[Sheepdog] VDI locking, migration and qemu

Fri Nov 27 14:43:52 CET 2009

MORITA Kazutaka <morita.kazutaka at lab.ntt.co.jp> writes:

> How about qemu-img/qemu-io?
> These utilities also write data to VM images.
> bdrv_claim/release need to be added to qemu-img.c and qemu-io.c, right?

Oops, I didn't know qemu-io existed; added that to the patch! I've updated
qemu-img.c too. I also noticed that your bdrv_close_all() function didn't do
things like close backing images correctly, so I've changed it to call
bdrv_close() (which does do the right thing) and reindented in standard qemu
style. Hope that's okay.

We're currently not doing any locking in the read-only case, e.g. a backing
image (except as a wrapper around bdrv_commit()). Is there a problem with
one process accessing an image read-only while another accesses it
read-write? If there is, we probably need to arrange to take an exclusive
lock on read-write, and a shared lock on read-only so you can have multiple
readers, but readers can't coexist with a writer.

More generally, I'm a little bit concerned about stray locks.
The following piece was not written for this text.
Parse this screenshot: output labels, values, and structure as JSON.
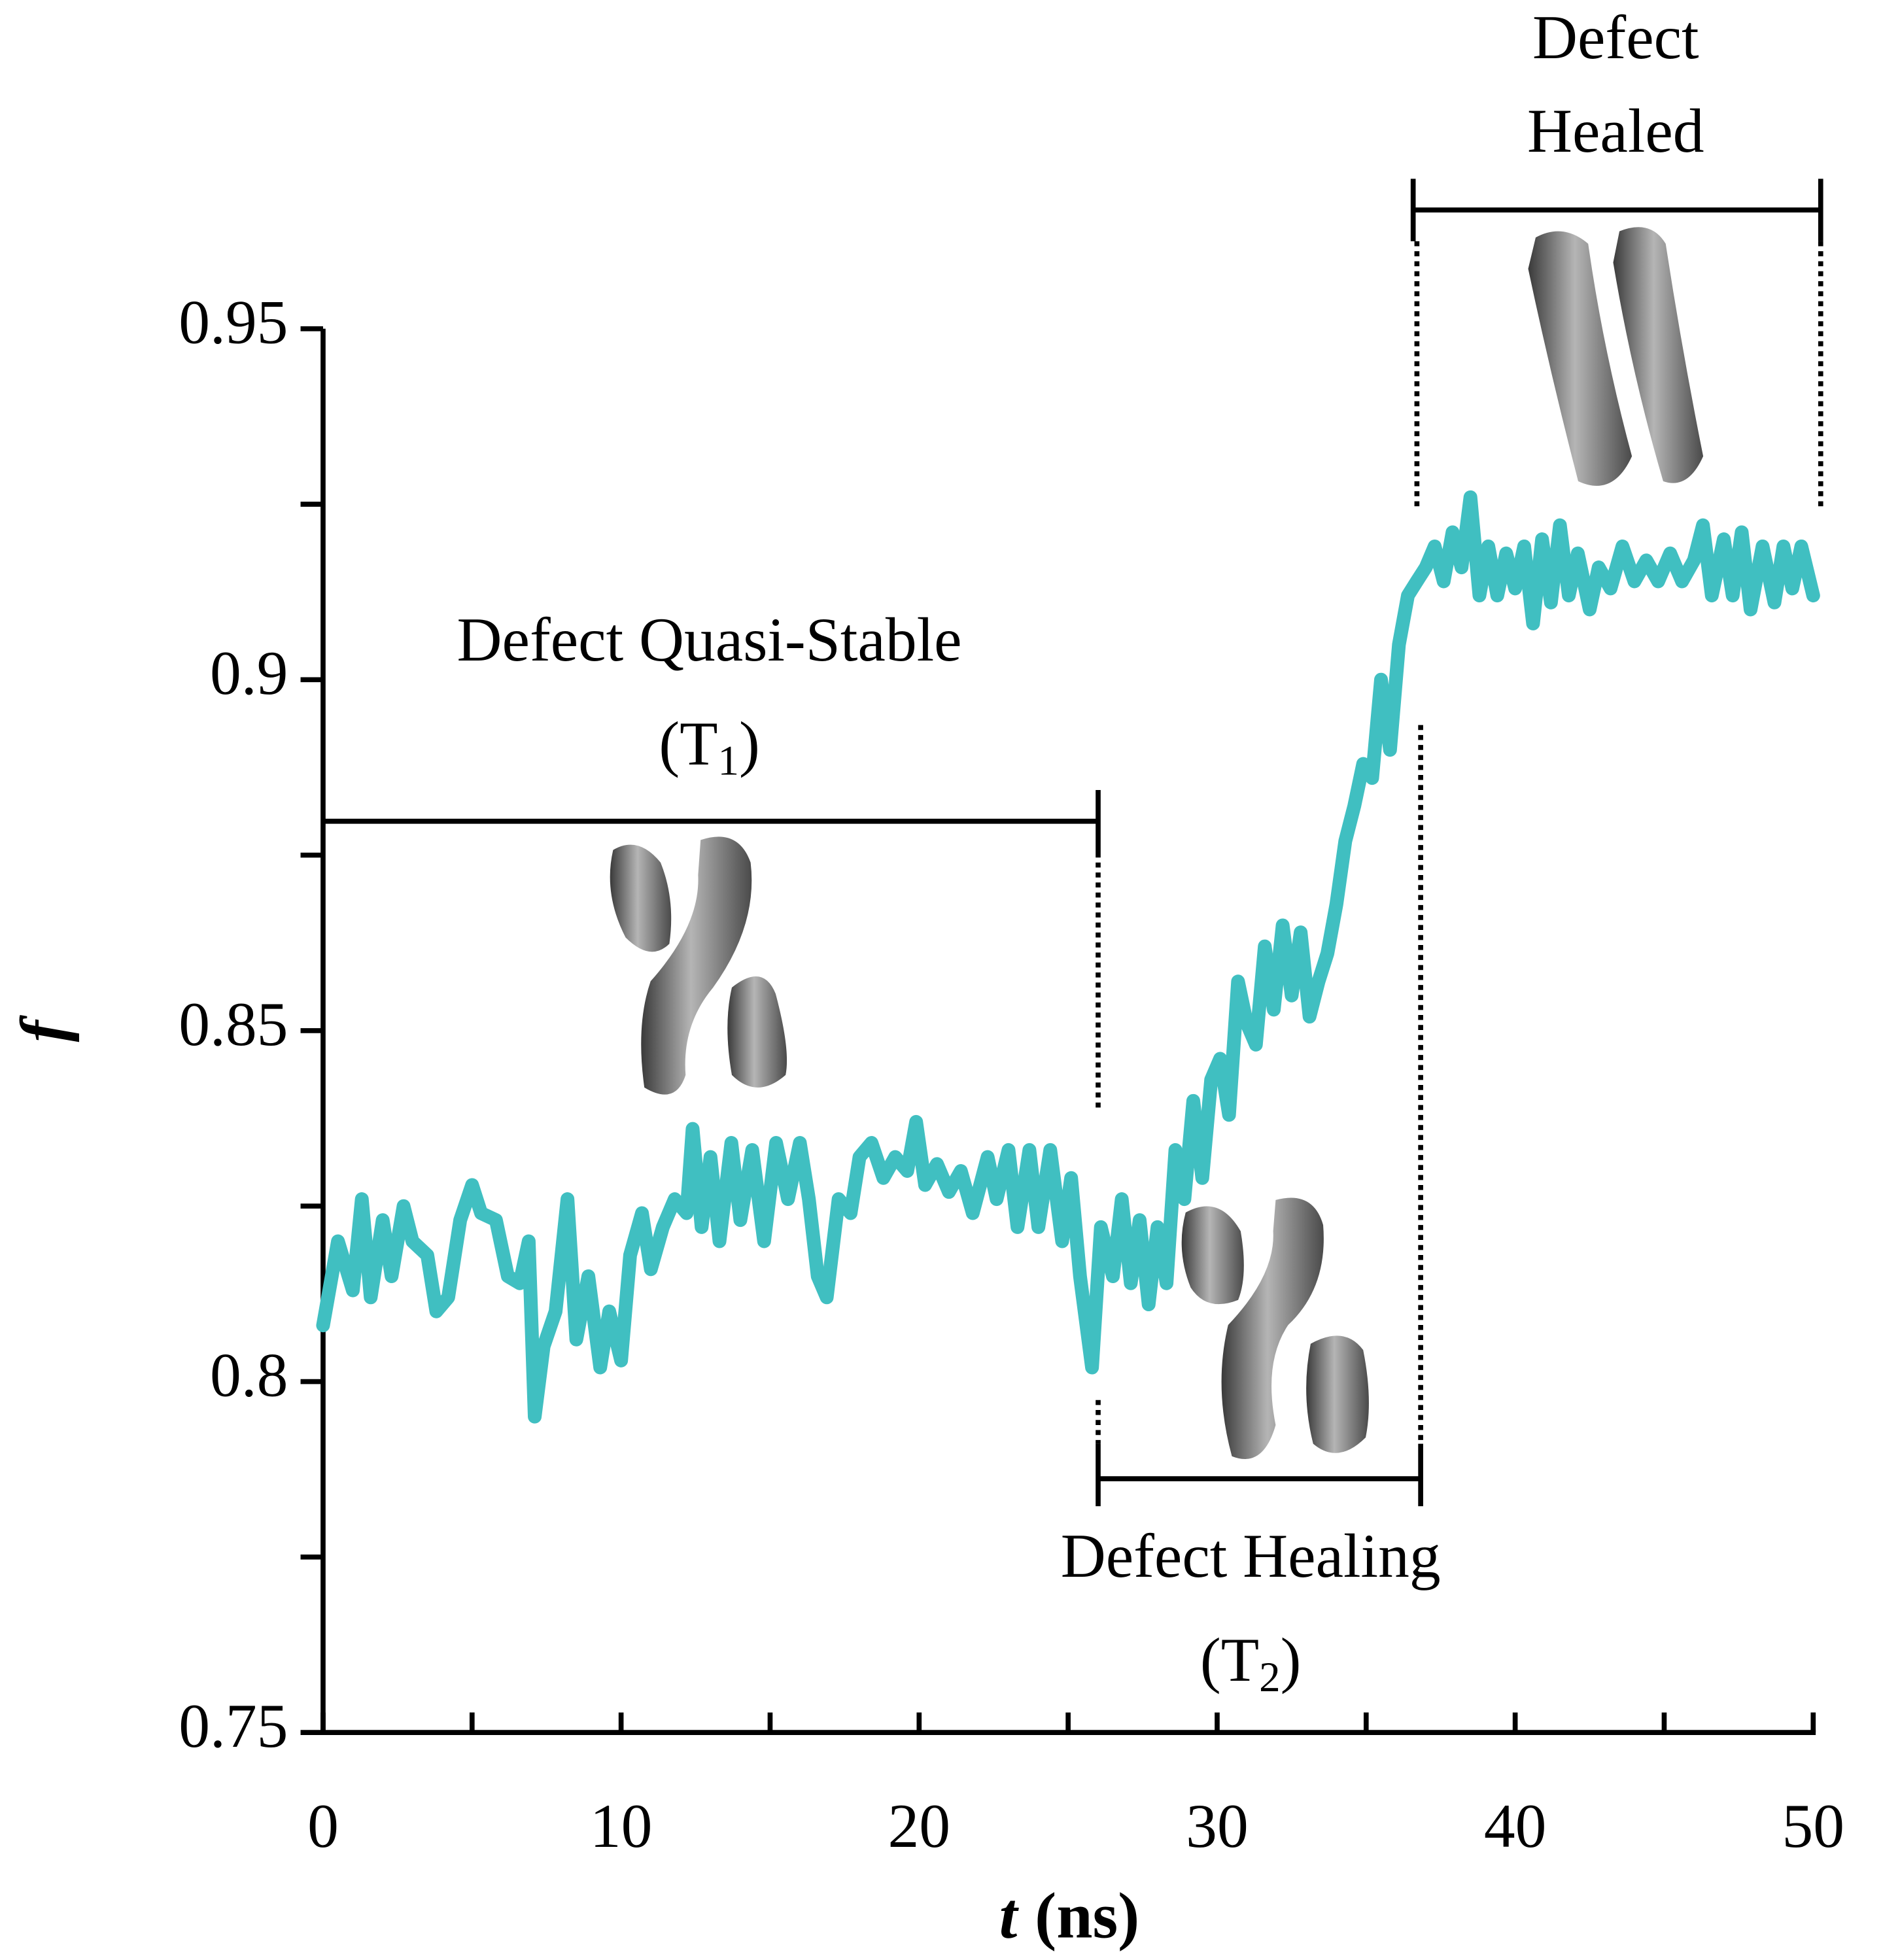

The claims
persist until they are explicitly released, even if the connection from the
qemu to the sheepdog cluster is terminated. This means that crashing qemu
processes, dying hosts, etc. will always leave stale locks. I'm sure this
will lead to a cluster maintenance nightmare, especially as qemu is still so
sloppy about doing exit(1) all throughout the code whenever something
happens that it doesn't like.

I appreciate that the sheepdog design means there isn't a single persistent
connection which can be used to bound the lifetime of the lock, as you might
have with (say) an NBD server. Maybe some sort of heartbeat contact with the
qemu process should be required to keep the lock alive?

Cheers,

Chris.